Just as the TV aerials of the 50s/60s/70s supplanted the ‘home fires burning’ of the 1930s, so in 2014 with the loss of a suburban bucolic idyll, there is also a conspicuous gain – the accumulation of mushroom-like satellite dishes adorning pebble-dashed exteriors.  Forty years on, the forces of modernisation have turned once again – locale, ‘home and hearth’ and community have been supplanted by the desire for greater material comfort, convenience and entertainment in the home, supplied by multichannel global forces.

The proud Rediffusion adastral of the mid 50s-early 60s which first bore witness to that very process now seems like a hopelessly quaint relic compared to the corporate armour of Sky TV (though AR did rebrand itself as the more hip ‘Rediffusion, London’ in 1964).

Associated Rediffusion

Photo Credit: fpo22p via Compfight cc

Sleeping beauty

So what I hear when I listen to Stranger on the Shore, is the last sleep of the suburbs before they awoke to the pop culture world of the Beatles and then to the avalanche of pop culture which followed.  Annette, in 1962, connected very much to the old communitarian world of rotary club raffles, church bazaars and ballroom dancing trophies.  She also had a foretaste of a new world but never saw its flowering.  There is a contentedness to ‘Stranger on the Shore’, a contentedness bordering on complacency, perhaps, as nobody hearing it at the time could have anticipated what change was just around the corner.  In retrospect, that immediately pre-Beatles period seems like a kind of artificial lull between the clarion call of late 50s rock and roll and the explosion of 60s mass pop culture from 1963.

Penny Pop Star Pupil

Photo Credit: ToniPaintings via Compfight cc

The very sleepiness of the song I oddly link via some obfuscated word association with 1971’s Sleepy Shores, also a television theme and hit single and a similarly emollient piece expressing a quiet wistfulness but under a quite different set of circumstances.

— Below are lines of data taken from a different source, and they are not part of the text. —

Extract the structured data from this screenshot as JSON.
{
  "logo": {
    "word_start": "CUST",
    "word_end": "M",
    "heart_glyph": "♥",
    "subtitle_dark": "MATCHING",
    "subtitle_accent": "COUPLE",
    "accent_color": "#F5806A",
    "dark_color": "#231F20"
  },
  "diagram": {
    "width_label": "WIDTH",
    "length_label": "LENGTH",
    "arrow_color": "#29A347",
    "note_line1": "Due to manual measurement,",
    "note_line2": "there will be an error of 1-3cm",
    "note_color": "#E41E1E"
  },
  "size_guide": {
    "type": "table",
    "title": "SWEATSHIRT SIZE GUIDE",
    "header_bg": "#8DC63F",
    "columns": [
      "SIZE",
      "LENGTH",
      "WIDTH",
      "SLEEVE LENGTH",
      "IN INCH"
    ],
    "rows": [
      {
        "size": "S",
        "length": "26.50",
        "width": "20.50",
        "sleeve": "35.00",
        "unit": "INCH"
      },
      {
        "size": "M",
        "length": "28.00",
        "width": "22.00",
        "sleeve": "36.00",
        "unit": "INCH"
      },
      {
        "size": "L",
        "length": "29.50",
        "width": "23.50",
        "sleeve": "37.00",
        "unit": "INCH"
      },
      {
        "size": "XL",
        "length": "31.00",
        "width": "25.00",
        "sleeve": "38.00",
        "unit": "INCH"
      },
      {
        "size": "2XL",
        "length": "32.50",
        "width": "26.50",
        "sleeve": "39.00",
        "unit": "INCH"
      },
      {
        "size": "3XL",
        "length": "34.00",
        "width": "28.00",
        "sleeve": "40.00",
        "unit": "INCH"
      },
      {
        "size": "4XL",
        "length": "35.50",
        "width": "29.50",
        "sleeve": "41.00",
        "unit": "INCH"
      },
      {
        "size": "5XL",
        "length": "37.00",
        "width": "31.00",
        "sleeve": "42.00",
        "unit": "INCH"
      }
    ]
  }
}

In May 1969, the crew of Apollo 10 took Stranger on the Shore on their mission to the moon.  The tune was included on a cassette tape used in the command module of the Apollo spacecraft.  The song’s title would have given it a new significance in outer space but its essential homeliness renders it inseparable from the familiar yet alien landscape of  TV aerials above suburban streets, symbols of a new age about to begin. ‘Stranger on the Shore’ was the sound of that old age, still basking in its last Sunday afternoon sleepiness – Sunday school, the family roast lunch, Family Favourites.

Around 1976, I had added an Acker Bilk compilation to my record collection, perhaps inspired by a friend who was having clarinet lessons.   The record was one of those ‘Golden Hour of’-type affairs with an overlarge airbrushed blue and purple ‘Acker Bilk’ logo which was perforated into the sleeve and therefore gradually worked away with frequent playings.  ‘Stranger on the Shore’ didn’t feature on it, suggesting that Acker wanted to move away from his behemoth a decade on.   Instead the record was full of clarinet-led reworkings of vaguely contemporary hits like ‘Without You’ and ‘Feelings’, the kind of pop music rendered MOR which my parents could tolerate.

The clarinet covers are long forgotten but still the peculiar but unique resonance of Stranger on the Shore lives on.